Meeres-, Polar- und Klimaforschung

Exzellente Umweltforschung als Grundlage für umweltbezogene Nachhaltigkeit ist seit vielen Jahren ein zentrales Element der Profilierung der Universität Bremen. Im fachübergreifenden Wissenschaftsschwerpunkt „Meeres-, Polar und Klimaforschung“ bündeln wir unserer Themen und entwickeln diese mit der langfristigen, forschungspolitischen Strategie des Landes weiter.

Ein laufendes Exzellenzcluster und zwei Transregio-Sonderforschungsbereiche belegen die sehr hohe fachliche Qualität und herausragende Position der Universität Bremen in diesem Forschungsfeld, welche sich auch seit vielen Jahren im ersten Platz des Förderrankings der DFG widerspiegelt.

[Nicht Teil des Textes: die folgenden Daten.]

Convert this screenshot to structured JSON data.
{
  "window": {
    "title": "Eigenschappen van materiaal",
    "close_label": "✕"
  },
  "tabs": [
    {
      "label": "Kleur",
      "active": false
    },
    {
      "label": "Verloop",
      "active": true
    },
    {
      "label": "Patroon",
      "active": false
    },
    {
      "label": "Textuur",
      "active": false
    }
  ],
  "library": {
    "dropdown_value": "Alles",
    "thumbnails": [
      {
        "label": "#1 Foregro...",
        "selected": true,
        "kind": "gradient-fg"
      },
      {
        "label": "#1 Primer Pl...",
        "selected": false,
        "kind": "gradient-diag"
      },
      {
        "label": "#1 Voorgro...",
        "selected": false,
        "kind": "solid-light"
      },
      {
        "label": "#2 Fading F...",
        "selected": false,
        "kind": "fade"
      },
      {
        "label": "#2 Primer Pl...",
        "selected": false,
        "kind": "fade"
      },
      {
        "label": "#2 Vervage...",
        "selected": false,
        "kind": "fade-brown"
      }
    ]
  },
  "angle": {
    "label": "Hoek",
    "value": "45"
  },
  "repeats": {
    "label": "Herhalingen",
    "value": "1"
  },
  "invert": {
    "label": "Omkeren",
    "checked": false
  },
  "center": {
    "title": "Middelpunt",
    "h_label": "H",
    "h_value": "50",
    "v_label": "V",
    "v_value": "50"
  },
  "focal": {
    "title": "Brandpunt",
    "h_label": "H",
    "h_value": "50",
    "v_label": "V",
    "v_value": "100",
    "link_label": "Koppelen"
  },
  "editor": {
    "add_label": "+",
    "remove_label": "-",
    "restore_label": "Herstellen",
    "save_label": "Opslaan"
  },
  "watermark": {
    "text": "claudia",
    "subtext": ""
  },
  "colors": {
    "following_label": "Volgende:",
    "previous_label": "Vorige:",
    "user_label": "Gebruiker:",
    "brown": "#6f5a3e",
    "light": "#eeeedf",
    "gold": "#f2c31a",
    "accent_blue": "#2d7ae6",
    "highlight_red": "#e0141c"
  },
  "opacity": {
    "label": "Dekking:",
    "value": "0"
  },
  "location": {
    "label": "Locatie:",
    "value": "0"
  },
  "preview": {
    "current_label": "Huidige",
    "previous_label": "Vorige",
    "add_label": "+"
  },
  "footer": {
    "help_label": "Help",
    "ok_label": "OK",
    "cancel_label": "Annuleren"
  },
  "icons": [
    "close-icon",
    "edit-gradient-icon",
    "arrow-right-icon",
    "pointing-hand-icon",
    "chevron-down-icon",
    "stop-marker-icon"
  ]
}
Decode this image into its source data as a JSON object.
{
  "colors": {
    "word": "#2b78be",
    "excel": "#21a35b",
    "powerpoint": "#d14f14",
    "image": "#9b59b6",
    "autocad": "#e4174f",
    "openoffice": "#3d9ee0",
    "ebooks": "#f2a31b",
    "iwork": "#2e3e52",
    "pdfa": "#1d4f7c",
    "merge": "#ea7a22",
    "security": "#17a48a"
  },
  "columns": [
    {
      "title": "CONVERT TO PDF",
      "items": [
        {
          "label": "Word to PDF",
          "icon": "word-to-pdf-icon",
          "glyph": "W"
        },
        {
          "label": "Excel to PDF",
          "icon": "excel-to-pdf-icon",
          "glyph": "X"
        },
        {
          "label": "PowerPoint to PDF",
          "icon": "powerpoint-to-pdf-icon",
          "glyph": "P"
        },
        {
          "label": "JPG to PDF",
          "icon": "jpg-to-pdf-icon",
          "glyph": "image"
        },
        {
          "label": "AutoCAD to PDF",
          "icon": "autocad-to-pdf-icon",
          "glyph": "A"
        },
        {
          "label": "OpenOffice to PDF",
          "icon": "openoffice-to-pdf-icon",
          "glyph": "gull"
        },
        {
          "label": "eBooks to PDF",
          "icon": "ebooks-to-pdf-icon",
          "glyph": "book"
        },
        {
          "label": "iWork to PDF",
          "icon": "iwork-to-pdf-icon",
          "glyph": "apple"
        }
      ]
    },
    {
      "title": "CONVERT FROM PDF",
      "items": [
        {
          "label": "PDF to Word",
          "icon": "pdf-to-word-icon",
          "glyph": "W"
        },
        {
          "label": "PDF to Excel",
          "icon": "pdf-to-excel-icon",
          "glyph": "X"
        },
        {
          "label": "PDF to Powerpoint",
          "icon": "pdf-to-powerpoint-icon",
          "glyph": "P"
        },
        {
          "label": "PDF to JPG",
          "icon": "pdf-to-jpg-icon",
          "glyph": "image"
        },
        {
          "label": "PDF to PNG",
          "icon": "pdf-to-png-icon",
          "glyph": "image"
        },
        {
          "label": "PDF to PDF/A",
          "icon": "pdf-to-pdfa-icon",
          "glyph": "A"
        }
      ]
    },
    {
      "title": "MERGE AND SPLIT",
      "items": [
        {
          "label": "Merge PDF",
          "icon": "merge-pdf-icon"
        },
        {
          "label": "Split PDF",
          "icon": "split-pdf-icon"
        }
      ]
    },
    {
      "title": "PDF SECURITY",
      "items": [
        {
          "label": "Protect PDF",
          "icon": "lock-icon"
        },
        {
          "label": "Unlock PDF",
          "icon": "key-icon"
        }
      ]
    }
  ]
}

Mit dem MARUM – Zentrum für Marine Umweltwissenschaften besitzt die Universität Bremen ein international anerkanntes Zentrum für Meeresforschung. Das MARUM gewinnt grundlegende wissenschaftliche Erkenntnisse über die Rolle des Ozeans und des Ozeanbodens im gesamten Erdsystem. Mit einem von nur drei weltweiten Kernlagern des internationalen Programms zur Entdeckung der Ozeane (IODP) besitzt das MARUM ein europäisches Alleinstellungsmerkmal. Bei der Erfassung und Auswertung von Klima- und Umweltdaten (Schwerpunkte Atmosphäre, Polarregionen und Ozeane) nimmt die Universität Bremen mit dem Institut für Umweltphysik (IUP) national und international eine weitere führende Rolle ein. Auf der Seite der Datenerhebung spielt die enge Kooperation mit Industriepartnern im Bereich der satellitengestützten Fernerkundung (z.B. CO2 Bilanzierung, Meereis-Bestimmung) eine zentrale Rolle. Datenmanagement ist im Weltdatenzentrum PANGAEA - Data Publisher for Earth & Environmental Science gebündelt, das gemeinsam vom Alfred-Wegener-Institut (AWI) und dem MARUM betrieben wird.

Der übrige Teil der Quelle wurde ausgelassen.